It was a very alluring trail, for it led to no one knew just where. Just at the point where it slipped over the rocky ridge and dropped down out of sight into the canyon beyond there rose a group of great, tall pines, which seemed to be guarding the pathway. Just ahead stood Cookstove, its rocky crest bathed in the morning light, while far away to the north the sharper outlines were lost in a great army of evergreens, which seemed to be trooping restlessly up the hill and descending again into the great unknown of the valley. It led straight away down a gently-curving aisle of beautiful large trees that had already begun to carpet the floor with dull pine needles, picked from their shaggy heads by the mischievous dryads of the valley. Away up on the shoulder of Cookstove could be seen a long silver ribbon of water, the lower end of which was lost in the treetops of the canyon. From somewhere down below the trail there came the gentle murmur of jubilant little dashes of mountain spray as they frolicked and chased each other in the happy play of a mountain stream.
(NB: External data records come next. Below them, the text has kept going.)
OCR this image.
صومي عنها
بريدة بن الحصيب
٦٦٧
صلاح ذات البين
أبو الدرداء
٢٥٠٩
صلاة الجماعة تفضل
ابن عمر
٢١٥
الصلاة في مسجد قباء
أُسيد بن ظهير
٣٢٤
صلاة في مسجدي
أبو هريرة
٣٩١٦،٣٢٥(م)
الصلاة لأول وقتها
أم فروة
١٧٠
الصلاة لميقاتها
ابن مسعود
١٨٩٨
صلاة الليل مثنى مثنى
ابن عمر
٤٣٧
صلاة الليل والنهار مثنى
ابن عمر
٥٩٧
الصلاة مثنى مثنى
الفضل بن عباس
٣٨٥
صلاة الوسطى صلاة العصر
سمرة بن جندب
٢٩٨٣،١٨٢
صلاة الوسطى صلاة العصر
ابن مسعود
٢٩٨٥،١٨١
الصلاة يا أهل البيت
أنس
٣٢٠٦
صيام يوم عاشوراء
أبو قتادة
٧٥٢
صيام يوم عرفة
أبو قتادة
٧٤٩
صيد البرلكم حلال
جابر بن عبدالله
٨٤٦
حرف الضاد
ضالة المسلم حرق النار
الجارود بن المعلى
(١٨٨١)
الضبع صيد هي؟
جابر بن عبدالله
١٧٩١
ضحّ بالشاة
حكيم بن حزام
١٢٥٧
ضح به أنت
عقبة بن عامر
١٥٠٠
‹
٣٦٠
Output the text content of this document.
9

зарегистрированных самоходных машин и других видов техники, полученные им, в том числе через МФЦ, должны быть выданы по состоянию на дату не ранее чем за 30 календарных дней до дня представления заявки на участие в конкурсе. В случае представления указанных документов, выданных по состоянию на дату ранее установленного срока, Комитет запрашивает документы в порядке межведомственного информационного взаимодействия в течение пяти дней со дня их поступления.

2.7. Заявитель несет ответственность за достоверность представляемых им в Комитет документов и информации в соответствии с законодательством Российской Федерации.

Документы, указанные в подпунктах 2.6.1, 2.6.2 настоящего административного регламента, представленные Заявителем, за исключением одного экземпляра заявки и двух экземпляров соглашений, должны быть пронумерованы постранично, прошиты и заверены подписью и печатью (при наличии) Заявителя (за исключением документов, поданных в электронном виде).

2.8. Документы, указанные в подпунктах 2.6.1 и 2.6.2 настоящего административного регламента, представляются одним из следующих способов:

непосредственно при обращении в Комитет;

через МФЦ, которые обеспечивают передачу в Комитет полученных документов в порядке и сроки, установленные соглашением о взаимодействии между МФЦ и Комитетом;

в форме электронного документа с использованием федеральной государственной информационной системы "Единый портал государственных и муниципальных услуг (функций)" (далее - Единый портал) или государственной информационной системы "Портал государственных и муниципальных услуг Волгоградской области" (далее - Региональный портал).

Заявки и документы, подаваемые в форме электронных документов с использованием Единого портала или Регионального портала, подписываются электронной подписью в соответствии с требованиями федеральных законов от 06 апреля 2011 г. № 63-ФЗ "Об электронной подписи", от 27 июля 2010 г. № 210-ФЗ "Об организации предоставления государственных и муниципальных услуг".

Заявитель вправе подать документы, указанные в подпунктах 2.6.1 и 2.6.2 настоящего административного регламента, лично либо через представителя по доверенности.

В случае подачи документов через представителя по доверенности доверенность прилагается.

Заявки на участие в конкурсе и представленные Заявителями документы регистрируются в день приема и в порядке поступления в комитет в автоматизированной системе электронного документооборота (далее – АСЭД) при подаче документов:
On the inside of the trail the trees dropped away rapidly until you could look into their topmost branches without raising your eyes, while on the other side they trooped noiselessly upward, like some great, silent army, showing only their weather-beaten bodies.
As the boys hastened down this trail, deeper into the land of enchantment, their enthusiasm knew no bounds.
“I’ve about changed my mind about the location of the Garden of Eden,” Ham sung out.
“That’s the twentieth time,” announced Chuck.
“We’re just on the edge of it yet,” shouted Mr. Allen. “Let’s hurry and get into it.”
The trail began immediately to descend, and before they knew it the party found themselves beside a crystal stream that seemed to be lost in a narrow park of great trees and mighty boulders. The trail crossed the stream by an ancient corduroy bridge, then off it ran again up the opposite side of the canyon, penetrating deeper into the quiet forest.
“This is the forest primeval,
The murmuring pines and the hemlocks,”
quoted Ham. There was a perfume of the forest dampness in the air. Every tree seemed to shelter a bird family or a host of squirrels, to say nothing of the tiny creatures that made chorus together from their hiding places. Softly filtering through the trees came the constant melody of a waterfall, now far away, now just ahead, crying, laughing, sobbing, in a strange intermingling of feeling.